Bewerber*innen müssen in geordneten finanziellen Verhältnissen leben (keine eigenen Pfändungen oder Einträge im Schuldnerverzeichnis) 


Wie läuft der Einstieg bzw. das Bewerbungsverfahren ab? 

  1. Der Einstieg erfolgt über eine Bewerbung bei der Justizverwaltung der Länder.
  2. Nach einem erfolgreichen Auswahlverfahren beginnt der Vorbereitungsdienst, der theoretische Fachstudien mit praktischen Einsätzen bei erfahrenen Mentor*innen kombiniert.
  3. Nach bestandener Prüfung erfolgt die Übernahme ins Beamtenverhältnis und die Zuweisung eines eigenen Zuständigkeitsbereichs. 
Hände halten ein geöffnetes Portemonnaie; eine Hand greift nach Geldscheinen im Geldfach.
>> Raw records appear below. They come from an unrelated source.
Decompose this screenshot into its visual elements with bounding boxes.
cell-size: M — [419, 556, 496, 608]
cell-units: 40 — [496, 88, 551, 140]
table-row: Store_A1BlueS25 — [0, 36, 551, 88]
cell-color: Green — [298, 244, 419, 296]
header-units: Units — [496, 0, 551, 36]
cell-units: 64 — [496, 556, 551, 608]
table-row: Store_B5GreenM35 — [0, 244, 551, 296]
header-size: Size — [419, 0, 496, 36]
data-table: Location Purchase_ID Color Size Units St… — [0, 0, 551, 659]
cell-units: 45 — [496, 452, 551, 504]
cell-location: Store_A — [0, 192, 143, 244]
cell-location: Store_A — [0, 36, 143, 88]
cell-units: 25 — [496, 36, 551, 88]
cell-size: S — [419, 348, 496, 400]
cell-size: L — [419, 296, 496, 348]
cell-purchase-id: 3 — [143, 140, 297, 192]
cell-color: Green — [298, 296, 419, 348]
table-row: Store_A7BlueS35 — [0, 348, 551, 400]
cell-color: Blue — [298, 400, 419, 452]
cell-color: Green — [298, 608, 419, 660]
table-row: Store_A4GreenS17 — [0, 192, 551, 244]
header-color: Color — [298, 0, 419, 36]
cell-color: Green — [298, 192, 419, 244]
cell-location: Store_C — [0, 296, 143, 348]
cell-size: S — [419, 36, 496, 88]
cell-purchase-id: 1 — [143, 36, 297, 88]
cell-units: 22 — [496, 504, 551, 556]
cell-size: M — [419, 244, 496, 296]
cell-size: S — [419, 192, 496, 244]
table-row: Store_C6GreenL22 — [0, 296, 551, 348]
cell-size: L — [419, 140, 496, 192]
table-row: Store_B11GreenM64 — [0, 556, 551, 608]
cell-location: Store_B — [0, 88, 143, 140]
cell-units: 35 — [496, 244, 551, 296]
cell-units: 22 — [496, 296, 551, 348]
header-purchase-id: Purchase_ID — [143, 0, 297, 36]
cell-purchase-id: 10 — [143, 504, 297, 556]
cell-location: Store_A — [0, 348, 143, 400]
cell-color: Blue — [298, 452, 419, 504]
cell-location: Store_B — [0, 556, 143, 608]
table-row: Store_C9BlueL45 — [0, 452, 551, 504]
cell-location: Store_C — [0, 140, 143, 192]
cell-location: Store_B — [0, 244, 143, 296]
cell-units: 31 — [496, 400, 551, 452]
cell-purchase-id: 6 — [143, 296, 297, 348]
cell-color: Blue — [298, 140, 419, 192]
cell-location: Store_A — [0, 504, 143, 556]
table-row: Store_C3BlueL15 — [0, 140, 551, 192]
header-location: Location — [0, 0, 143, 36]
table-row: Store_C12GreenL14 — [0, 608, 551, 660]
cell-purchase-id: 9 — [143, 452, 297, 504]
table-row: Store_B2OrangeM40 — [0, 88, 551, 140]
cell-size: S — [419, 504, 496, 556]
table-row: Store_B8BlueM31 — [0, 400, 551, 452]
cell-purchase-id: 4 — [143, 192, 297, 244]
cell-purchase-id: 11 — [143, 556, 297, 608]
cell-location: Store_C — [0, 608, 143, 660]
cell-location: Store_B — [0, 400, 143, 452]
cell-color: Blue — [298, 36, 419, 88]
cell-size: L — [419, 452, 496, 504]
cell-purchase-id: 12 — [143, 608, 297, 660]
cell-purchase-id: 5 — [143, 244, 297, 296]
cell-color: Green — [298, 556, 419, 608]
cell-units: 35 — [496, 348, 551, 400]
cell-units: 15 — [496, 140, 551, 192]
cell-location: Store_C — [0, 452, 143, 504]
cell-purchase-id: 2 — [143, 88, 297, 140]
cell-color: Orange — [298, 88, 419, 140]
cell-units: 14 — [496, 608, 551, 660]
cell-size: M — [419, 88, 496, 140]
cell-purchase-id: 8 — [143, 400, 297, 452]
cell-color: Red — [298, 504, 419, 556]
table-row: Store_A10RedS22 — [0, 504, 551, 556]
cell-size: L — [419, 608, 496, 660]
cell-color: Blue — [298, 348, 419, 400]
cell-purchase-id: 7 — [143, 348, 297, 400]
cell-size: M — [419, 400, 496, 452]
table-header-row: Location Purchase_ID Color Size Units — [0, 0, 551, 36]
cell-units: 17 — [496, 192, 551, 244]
Wie viel verdient man als Gerichtsvollzieher:in im öffentlichen Dienst?

Gerichtsvollzieher*innen sind in der Regel verbeamtet. Die Besoldung erfolgt je nach Bundesland meist in den Besoldungsgruppen A8 bis A10, mit Aufstiegsmöglichkeiten. Dies entspricht je nach Bundesland etwa 3.000 bis 5.000 Euro brutto.  
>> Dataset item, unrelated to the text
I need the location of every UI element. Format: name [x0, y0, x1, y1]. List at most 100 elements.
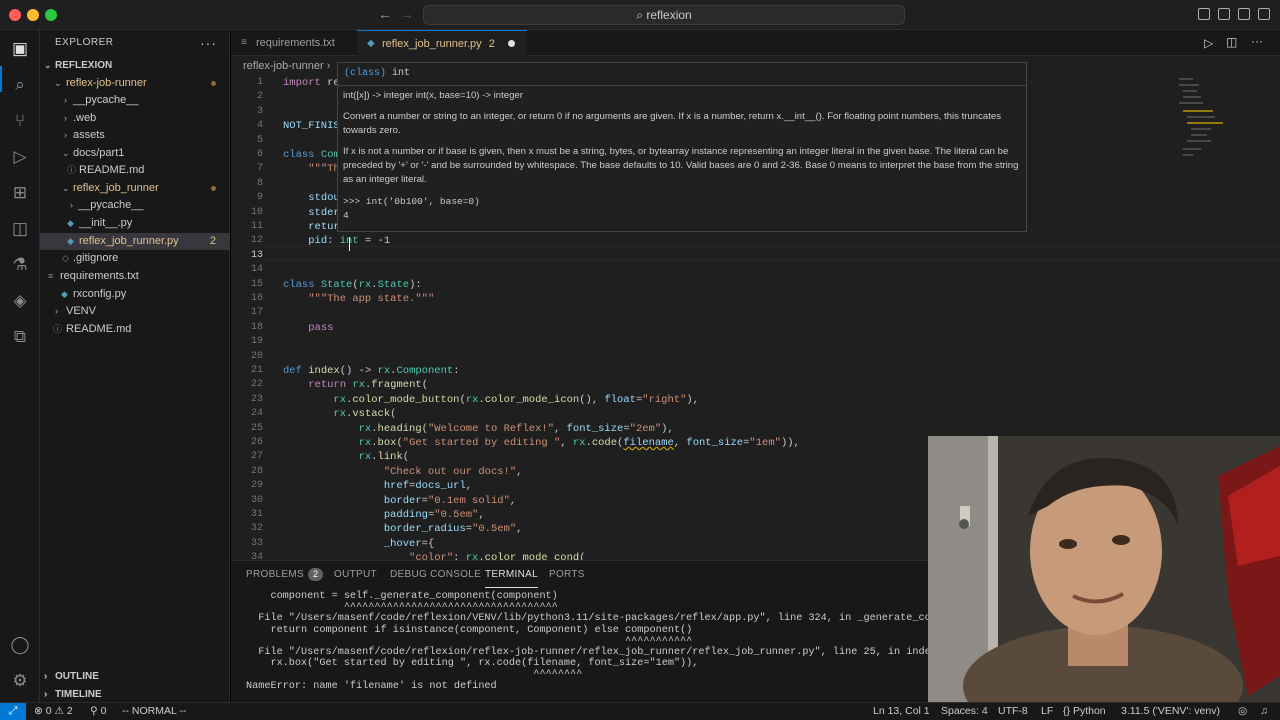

Dabei handelt es sich allerdings nur um das Grundgehalt. Zusätzlich erhalten Gerichtsvollzieher*innen Gebührenanteile aus bestimmten Amtshandlungen, die das Einkommen erhöhen können. Die genaue Höhe hängt vom Einsatzgebiet und der Fallzahl ab. 

Welche Perspektiven & Aufstiegsmöglichkeiten gibt es?
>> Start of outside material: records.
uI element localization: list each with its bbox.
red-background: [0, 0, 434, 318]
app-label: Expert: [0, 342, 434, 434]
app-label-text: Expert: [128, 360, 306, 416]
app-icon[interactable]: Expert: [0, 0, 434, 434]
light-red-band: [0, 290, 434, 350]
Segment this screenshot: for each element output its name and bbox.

  • Aufstieg innerhalb der Beamtenlaufbahn (z. B. Beförderung in das Amt der Obergerichtsvollzieherin oder des Obergerichtsvollziehers). 
  • Spezialisierung auf komplexe Vollstreckungsbereiche oder Großschuldner. 
  • Übernahme von Ausbildungsleitung oder Tätigkeiten als Dozent an Justizakademien. 
  • Wechsel in übergeordnete Funktionen der Justizverwaltung. 

Tipp: Beamtenstatus

Da Beamte keine Renten- und Arbeitslosenversicherung einzahlen und die Krankenversicherung meist über die Beihilfe (plus private Restkostenversicherung) geregelt ist, bleibt vom Brutto deutlich mehr Netto übrig als bei Angestellten.